Friday, June 22, 2012

What is 'histrionic personality disorder'?

Few outside the psychiatric community knew about "histrionic personality disorder" until it was reported that attorneys for former Penn State assistant football coach Jerry Sandusky would bring it up in his defense on child sex abuse charges.

Today, the condition took center stage as a psychologist who evaluated Sandusky took the stand. The condition is defined in the American Psychiatric Association's diagnostic manual (called the DSM, short for Diagnostic and Statistical Manual of Mental Disorders) as "a pervasive pattern of excessive emotionality and attention seeking."

Psychiatrists familiar with such disorders aren't convinced such a claim will help Sandusky.

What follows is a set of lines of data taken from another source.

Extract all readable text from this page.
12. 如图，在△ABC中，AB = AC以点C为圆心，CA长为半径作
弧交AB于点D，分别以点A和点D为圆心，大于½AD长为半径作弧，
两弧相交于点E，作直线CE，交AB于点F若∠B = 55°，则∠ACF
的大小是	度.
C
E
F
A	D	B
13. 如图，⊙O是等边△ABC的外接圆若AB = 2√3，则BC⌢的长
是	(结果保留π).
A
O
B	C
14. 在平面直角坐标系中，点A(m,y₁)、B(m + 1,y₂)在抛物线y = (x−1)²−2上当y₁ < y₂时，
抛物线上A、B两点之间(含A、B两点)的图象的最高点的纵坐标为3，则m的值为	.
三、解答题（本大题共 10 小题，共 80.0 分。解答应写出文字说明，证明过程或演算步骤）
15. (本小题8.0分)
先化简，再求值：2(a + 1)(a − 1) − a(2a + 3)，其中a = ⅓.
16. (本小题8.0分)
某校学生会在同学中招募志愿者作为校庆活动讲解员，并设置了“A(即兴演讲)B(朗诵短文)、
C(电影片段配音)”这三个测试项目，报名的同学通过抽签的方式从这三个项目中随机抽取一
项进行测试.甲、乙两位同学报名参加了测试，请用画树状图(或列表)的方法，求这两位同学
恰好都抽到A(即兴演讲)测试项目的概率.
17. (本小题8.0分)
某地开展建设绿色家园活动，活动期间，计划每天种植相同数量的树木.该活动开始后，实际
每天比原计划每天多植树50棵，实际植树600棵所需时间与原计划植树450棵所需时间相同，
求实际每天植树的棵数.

"That doesn't make any sense at all," says psychiatrist Carl Bell of Chicago, who has been in practice for 45 years. "He may have a histrionic personality, but I'm not sure it's going to do him very much good. I would never walk into court for a defense with a personality disorder because the courts don't recognize it. Personality disorders are rarely, if ever, a reason not to find somebody guilty of a crime."

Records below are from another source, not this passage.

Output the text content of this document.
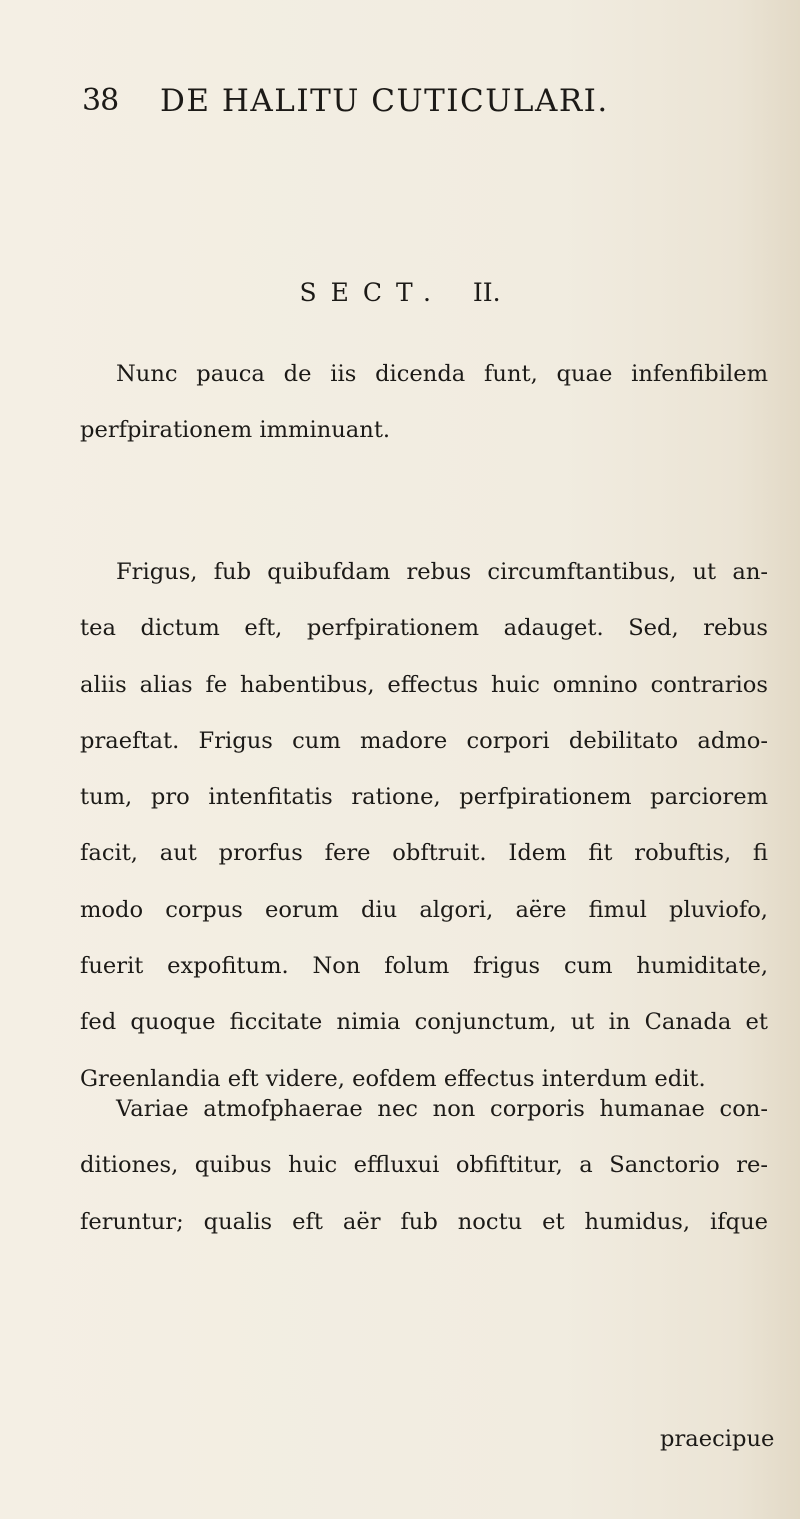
38 DE HALITU CUTICULARI.
SECT. II.
Nunc pauca de iis dicenda funt, quae infenfibilem
perfpirationem imminuant.
Frigus, fub quibufdam rebus circumftantibus, ut an-
tea dictum eft, perfpirationem adauget. Sed, rebus
aliis alias fe habentibus, effectus huic omnino contrarios
praeftat. Frigus cum madore corpori debilitato admo-
tum, pro intenfitatis ratione, perfpirationem parciorem
facit, aut prorfus fere obftruit. Idem fit robuftis, fi
modo corpus eorum diu algori, aëre fimul pluviofo,
fuerit expofitum. Non folum frigus cum humiditate,
fed quoque ficcitate nimia conjunctum, ut in Canada et
Greenlandia eft videre, eofdem effectus interdum edit.
Variae atmofphaerae nec non corporis humanae con-
ditiones, quibus huic effluxui obfiftitur, a Sanctorio re-
feruntur; qualis eft aër fub noctu et humidus, ifque
praecipue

The DSM says histrionic personality disorder is indicated by five or more of eight potential characteristics that include being "uncomfortable in situations in which he or she is not the center of attention." Among others: "interaction with others is often characterized by inappropriate sexually seductive or provocative behavior," "consistently uses physical appearance to draw attention to self," and "considers relationships to be more intimate than they actually are."

Experts who are editing the diagnostic manual, which is being revised for publication next year, propose to delete it as a separate disorder; it probably will be placed in the appendix, which suggests further study is warranted, says Renato Alarcon of Oakland, an emeritus professor of psychiatry and a consultant for the Mayo Clinic in Rochester, Minn.

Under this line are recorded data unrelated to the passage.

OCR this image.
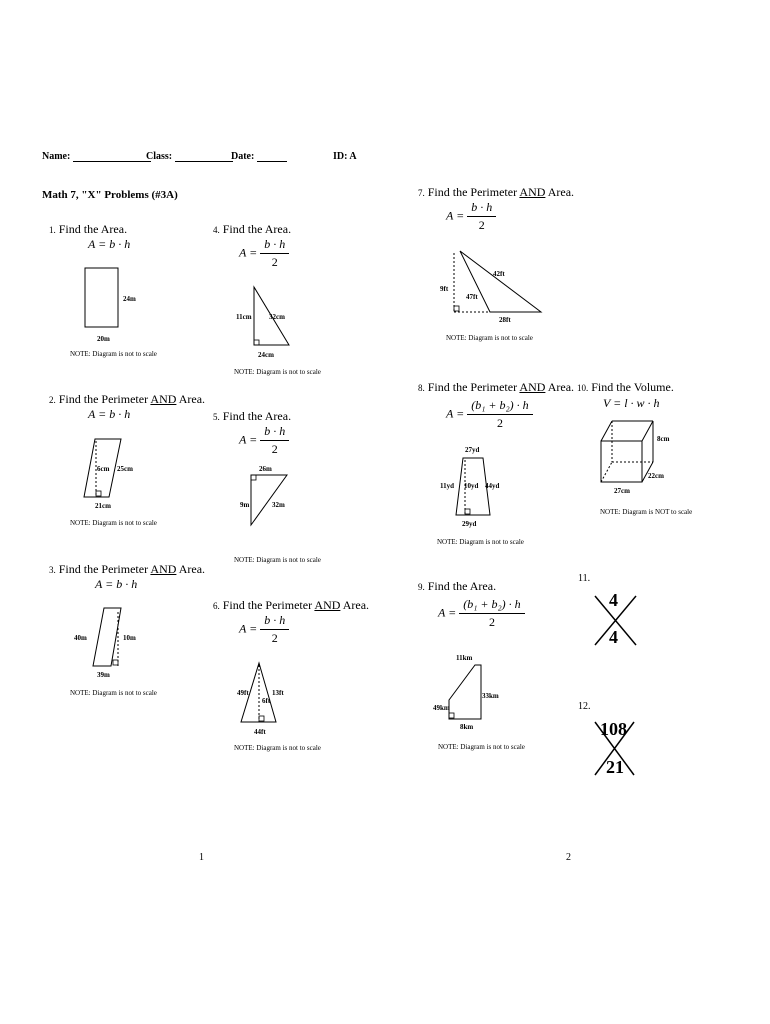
Name:	Class:	Date:	ID: A
Math 7, "X" Problems (#3A)
1. Find the Area.
A = b · h
24m
20m
NOTE: Diagram is not to scale
2. Find the Perimeter AND Area.
A = b · h
6cm 25cm
21cm
NOTE: Diagram is not to scale
3. Find the Perimeter AND Area.
A = b · h
40m	10m
39m
NOTE: Diagram is not to scale
4. Find the Area.
$A = \frac{b \cdot h}{2}$
11cm 32cm
24cm
NOTE: Diagram is not to scale
5. Find the Area.
$A = \frac{b \cdot h}{2}$
26m
9m	32m
NOTE: Diagram is not to scale
6. Find the Perimeter AND Area.
$A = \frac{b \cdot h}{2}$
49ft	13ft
6ft
44ft
NOTE: Diagram is not to scale
7. Find the Perimeter AND Area.
$A = \frac{b \cdot h}{2}$
42ft
9ft
47ft
28ft
NOTE: Diagram is not to scale
8. Find the Perimeter AND Area.
$A = \frac{\text{(b₁ + b₂) · h}}{2}$
27yd
11yd 10yd 44yd
29yd
NOTE: Diagram is not to scale
9. Find the Area.
$A = \frac{\text{(b₁ + b₂) · h}}{2}$
11km
49km
33km
8km
NOTE: Diagram is not to scale
10. Find the Volume.
V = l · w · h
8cm
22cm
27cm
NOTE: Diagram is NOT to scale
11.
4
4
12.
108
21
1	2
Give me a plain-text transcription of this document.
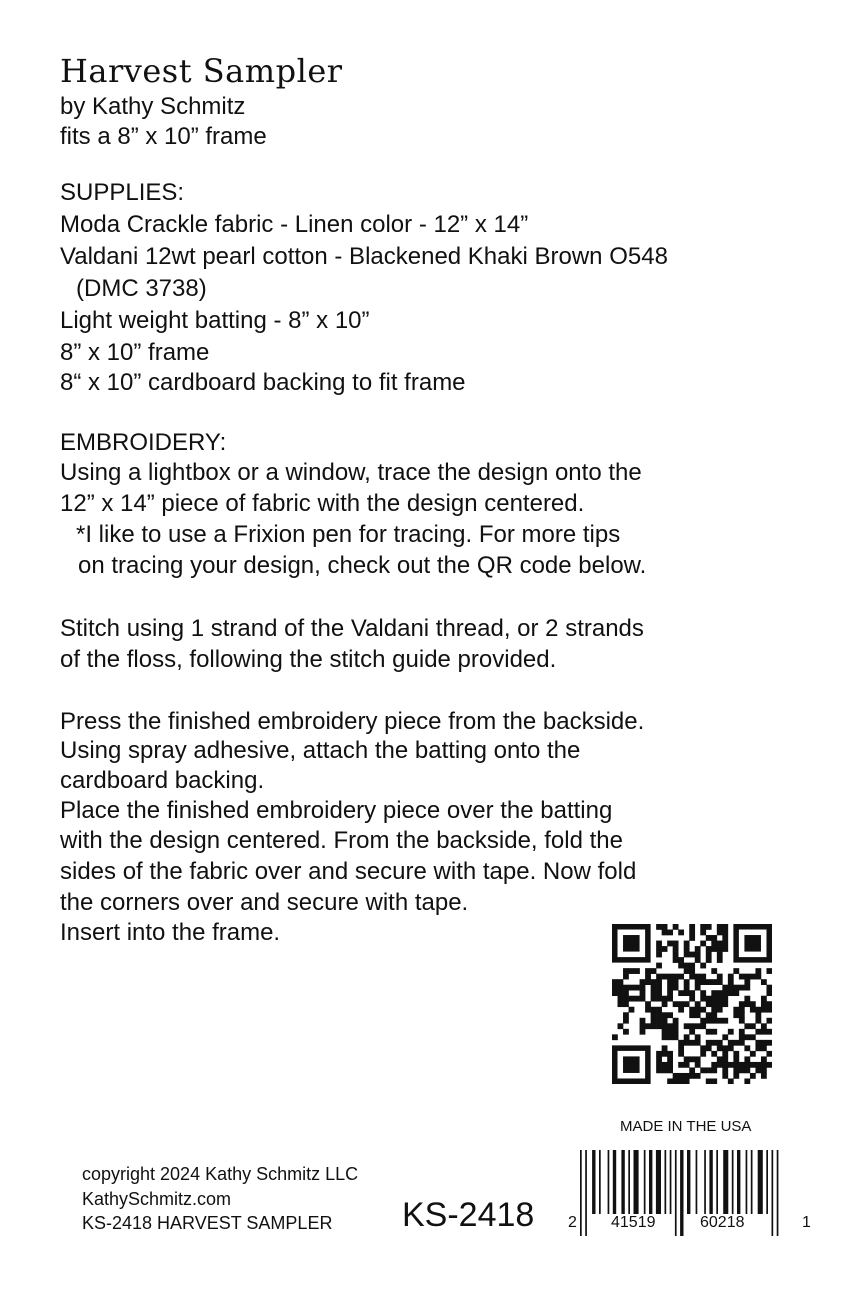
Harvest Sampler
by Kathy Schmitz
fits a 8” x 10” frame
SUPPLIES:
Moda Crackle fabric - Linen color - 12” x 14”
Valdani 12wt pearl cotton - Blackened Khaki Brown O548
(DMC 3738)
Light weight batting - 8” x 10”
8” x 10” frame
8“ x 10” cardboard backing to fit frame
EMBROIDERY:
Using a lightbox or a window, trace the design onto the
12” x 14” piece of fabric with the design centered.
*I like to use a Frixion pen for tracing. For more tips
on tracing your design, check out the QR code below.
Stitch using 1 strand of the Valdani thread, or 2 strands
of the floss, following the stitch guide provided.
Press the finished embroidery piece from the backside.
Using spray adhesive, attach the batting onto the
cardboard backing.
Place the finished embroidery piece over the batting
with the design centered. From the backside, fold the
sides of the fabric over and secure with tape. Now fold
the corners over and secure with tape.
Insert into the frame.
MADE IN THE USA
copyright 2024 Kathy Schmitz LLC
KathySchmitz.com
KS-2418 HARVEST SAMPLER KS-2418 2 41519	60218	1
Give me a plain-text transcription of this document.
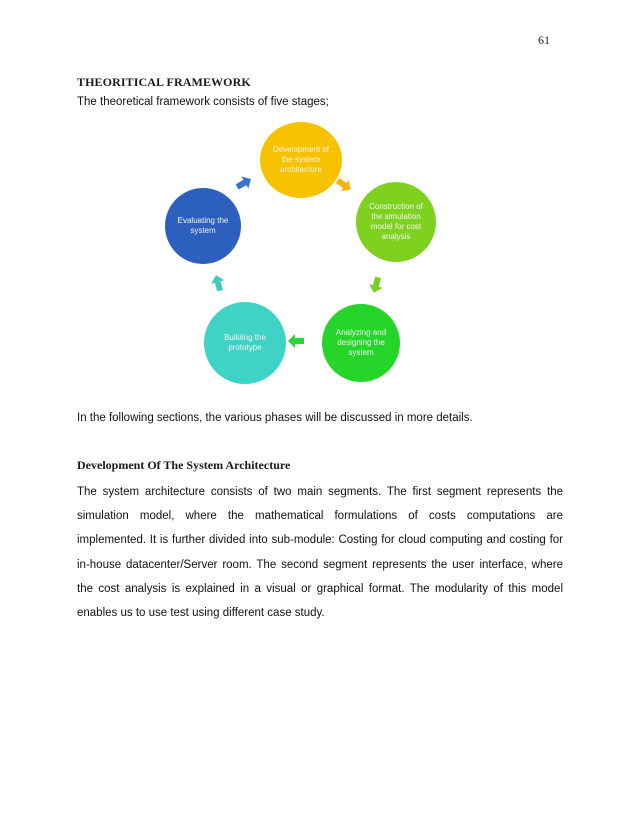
61
THEORITICAL FRAMEWORK
The theoretical framework consists of five stages;
Development of the system architecture
Construction of the simulation model for cost analysis
Analyzing and designing the system
Building the prototype
Evaluating the system
In the following sections, the various phases will be discussed in more details.
Development Of The System Architecture
The system architecture consists of two main segments. The first segment represents the simulation model, where the mathematical formulations of costs computations are implemented. It is further divided into sub-module: Costing for cloud computing and costing for in-house datacenter/Server room. The second segment represents the user interface, where the cost analysis is explained in a visual or graphical format. The modularity of this model enables us to use test using different case study.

Bell and Alarcon are among those on the personality disorders panel, which is recommending the revision for all such disorders, not just histrionic personality disorder.

"The whole issue of personality disorders is being reviewed," Alarcon says. "It will be considered mostly a trait or a feature and not a type and may be called something different, such as exhibitionism or grandiosity."

Psychiatric Ryan Shugarman, who teaches at Georgetown University and at Saint Elizabeths Hospital in Washington, D.C., says histrionic personality disorder has been recognized since 1968, and the percentage of people who meet criteria for it is low compared with that for mood or anxiety disorders.

"I see a few patients per year that meet that criteria," he says.

Estimates suggest that almost a quarter of Americans have some sort of psychiatric condition in their lifetime, and histrionic personality disorder affects about 10% to 15% of those who have received psychiatric care, Shugarman says. Some suggest the disorder is more common in women, but he says the research isn't clear on that point.